En cette même année 1840, il publia son premier ouvrage important : L'Archéologie chrétienne, ou précis de l'histoire des Monuments du Moyen Âge. Ce livre très apprécié connut 8 éditions, et dépassa les 25 000 exemplaires. Suivent en 1843 : Les cathédrales de France (au nombre de 80) : 6 éditions, 30 000 exemplaires; et Les plus belles églises du monde : 3 éditions, 9 000 exemplaires.
        À moins de 30 ans d'âge, l'abbé Bourassé devenait chanoine titulaire de la cathédrale, et l'archevêque Mgr Morlot lui confiait l'enseignement de la liturgie au grand séminaire de Tours. Il avait terminé une étude - restée manuscrite - sur Les conciles de la Province ecclésiastique de Tours, quand il fut lui-même "notaire du concile" tenu à Rennes en novembre 1849.
        Il publie, avec l'abbé Manceau, en in-folio orné de chromolithographies (novembre 1849) Les Verrières du choeur de l'église métropolitaine de Tours et obtient grâce à la diffusion de cet ouvrage des crédits d'État pour la restauration des verrières.

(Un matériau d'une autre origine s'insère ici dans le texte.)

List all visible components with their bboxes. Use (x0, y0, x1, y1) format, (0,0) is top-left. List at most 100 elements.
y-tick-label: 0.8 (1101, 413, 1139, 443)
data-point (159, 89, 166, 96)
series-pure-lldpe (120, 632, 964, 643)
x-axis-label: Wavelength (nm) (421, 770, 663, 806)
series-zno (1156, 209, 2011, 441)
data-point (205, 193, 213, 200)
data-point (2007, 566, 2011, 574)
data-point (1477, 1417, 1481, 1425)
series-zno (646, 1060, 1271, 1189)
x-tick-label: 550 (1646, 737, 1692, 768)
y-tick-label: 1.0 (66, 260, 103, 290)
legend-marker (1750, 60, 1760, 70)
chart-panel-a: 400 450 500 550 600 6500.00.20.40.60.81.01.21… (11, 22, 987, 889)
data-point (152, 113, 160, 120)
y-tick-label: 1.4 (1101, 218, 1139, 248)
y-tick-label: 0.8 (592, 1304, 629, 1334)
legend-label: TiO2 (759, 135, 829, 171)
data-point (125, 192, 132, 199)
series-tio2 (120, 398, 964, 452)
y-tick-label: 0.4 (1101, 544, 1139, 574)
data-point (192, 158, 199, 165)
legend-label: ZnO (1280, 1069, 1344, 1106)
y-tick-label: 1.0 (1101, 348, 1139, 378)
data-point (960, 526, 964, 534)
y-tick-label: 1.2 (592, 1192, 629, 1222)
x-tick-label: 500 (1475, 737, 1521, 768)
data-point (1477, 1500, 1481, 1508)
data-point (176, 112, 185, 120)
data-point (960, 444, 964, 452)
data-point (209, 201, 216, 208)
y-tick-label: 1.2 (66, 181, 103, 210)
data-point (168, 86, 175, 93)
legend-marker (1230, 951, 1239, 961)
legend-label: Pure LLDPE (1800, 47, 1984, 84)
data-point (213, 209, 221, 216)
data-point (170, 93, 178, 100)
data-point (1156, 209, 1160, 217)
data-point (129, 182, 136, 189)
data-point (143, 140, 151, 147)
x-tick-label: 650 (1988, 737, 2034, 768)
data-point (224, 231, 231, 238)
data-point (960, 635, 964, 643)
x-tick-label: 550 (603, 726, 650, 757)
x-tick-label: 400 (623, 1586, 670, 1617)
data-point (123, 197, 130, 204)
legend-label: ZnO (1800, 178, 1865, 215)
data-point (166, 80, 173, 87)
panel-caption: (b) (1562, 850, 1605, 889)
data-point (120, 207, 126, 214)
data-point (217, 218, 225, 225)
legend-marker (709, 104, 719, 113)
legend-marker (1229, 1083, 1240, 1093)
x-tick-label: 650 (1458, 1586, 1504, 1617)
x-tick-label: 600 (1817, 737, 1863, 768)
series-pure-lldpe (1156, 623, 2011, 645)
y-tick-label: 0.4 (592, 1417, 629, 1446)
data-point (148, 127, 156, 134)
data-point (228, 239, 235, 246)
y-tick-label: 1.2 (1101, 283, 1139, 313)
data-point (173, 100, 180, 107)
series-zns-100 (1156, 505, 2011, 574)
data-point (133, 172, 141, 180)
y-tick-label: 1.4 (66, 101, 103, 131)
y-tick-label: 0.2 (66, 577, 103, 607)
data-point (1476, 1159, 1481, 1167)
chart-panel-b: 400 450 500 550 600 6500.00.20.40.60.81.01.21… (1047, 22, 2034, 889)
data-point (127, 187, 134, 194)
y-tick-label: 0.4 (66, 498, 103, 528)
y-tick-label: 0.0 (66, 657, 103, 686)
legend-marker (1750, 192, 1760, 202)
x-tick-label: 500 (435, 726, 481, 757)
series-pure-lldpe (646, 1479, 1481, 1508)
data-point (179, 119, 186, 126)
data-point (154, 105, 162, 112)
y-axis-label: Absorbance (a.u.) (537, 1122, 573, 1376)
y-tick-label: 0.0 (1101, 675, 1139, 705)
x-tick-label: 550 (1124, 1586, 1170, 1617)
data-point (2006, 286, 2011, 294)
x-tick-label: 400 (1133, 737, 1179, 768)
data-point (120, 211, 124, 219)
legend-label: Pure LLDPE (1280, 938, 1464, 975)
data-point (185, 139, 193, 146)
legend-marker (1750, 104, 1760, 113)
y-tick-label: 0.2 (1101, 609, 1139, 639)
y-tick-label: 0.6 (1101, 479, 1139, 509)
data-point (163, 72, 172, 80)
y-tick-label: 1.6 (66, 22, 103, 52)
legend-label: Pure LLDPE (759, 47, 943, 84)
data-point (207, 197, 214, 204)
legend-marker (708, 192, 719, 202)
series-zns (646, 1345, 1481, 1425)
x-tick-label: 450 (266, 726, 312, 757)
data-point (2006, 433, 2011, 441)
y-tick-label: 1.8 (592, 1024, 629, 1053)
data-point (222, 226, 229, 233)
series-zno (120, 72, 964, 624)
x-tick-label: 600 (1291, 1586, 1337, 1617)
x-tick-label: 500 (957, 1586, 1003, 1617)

De 1853 à 1859, le chanoine Bourassé fut, avec éclat, le 4e président de la S.A.T. : "Il marque à la société le double but qu'elle doit proposer à ses efforts, c'est à dire la mise en lumière des monuments matériels et des monuments écrits". C. Chevalier, 1873).
        En 1860, il est co-fondateur de la "Société des Bibliophiles de Touraine" qui allait publier quelques textes tourangeaux rares et précieux. Par la publication du Cartulaire de Cormery et de l'histoire de l'abbaye Saint-Paul, il apporte des éléments nouveaux pour une bonne connaissance de la Touraine médiévale.
        Mais sous cette première présidence, l'ouvrage majeur qui accrut la renommée de son principal auteur fut La Touraine, Histoire et Monuments "publié sous la direction de M. l'abbé J.-J. Bourassé, chevalier de la Légion d'Honneur, chanoine de l'église contemporaine de Tours, correspondant du Comité de l'Histoire, de la Langue et des Arts de la France, président de la Société Archéologique de Touraine". Si le grand éditeur Alfred Mame ne plaça pas La Touraine sous les auspices de la S.A.T., la plupart des ses auteurs, qui étaient au nombre de 20, étaient les représentants les plus actifs de la S.A.T. Le chanoine Bourassé lui-même rédigea une part importante de l'ouvrage, dont l'Introduction Historique de 36 pages. Il fut présent à la présentation de ce fleuron de l'imprimerie tourangelle à l'Exposition Universelle de Paris en 1855.
        Après la mort de Lambron de Lignim qui lui avait succédé, le chanoine Bourassé fut encore le 6e président de la S.A.T. de 1862 à 1868. Parmi les ouvrages de religion qu'il écrivit alors, plusieurs se rapportent en tout ou en partie à la Touraine :
        -Recherches historiques et archéologiques sur les églises romanes en Touraine du VIe au XIe siècle, en collaboration avec son ancien élève l'abbé Chevalier (1869).
        -Les origines de l'Église de Tours (1869).
        -Abbayes et Monastères, Histoire, Monuments, souvenirs et ruines (1870).
        -Vie de la bienheureuse Jeanne-Maris de Maillé, en collaboration avec l'abbé Janvier (1872).
        Au total, l'oeuvre écrite du chanoine Bourassé représente : 23 volumes in-4 ou in-folio; 26 volumes in-8 et in-12, sans compter des mémoires et articles publiés, notamment dans les Mémoires de la S.A.T.
        "Bon sens et justesse d'esprit, lucidité d'intelligence, vivacité de conception, sûreté de mémoire, élocution nette et facile : il avait tout cela, et au premier degré". (Abbé Janvier, 1872).
        Mort le 4 octobre 1872 après trois années de souffrance, le chanoine Bourassé quittait sa chère Touraine : "Comme la lampe de ses doctes veilles, il s'était consumé en éclairant les autres". (Abbé Chevalier, 1873).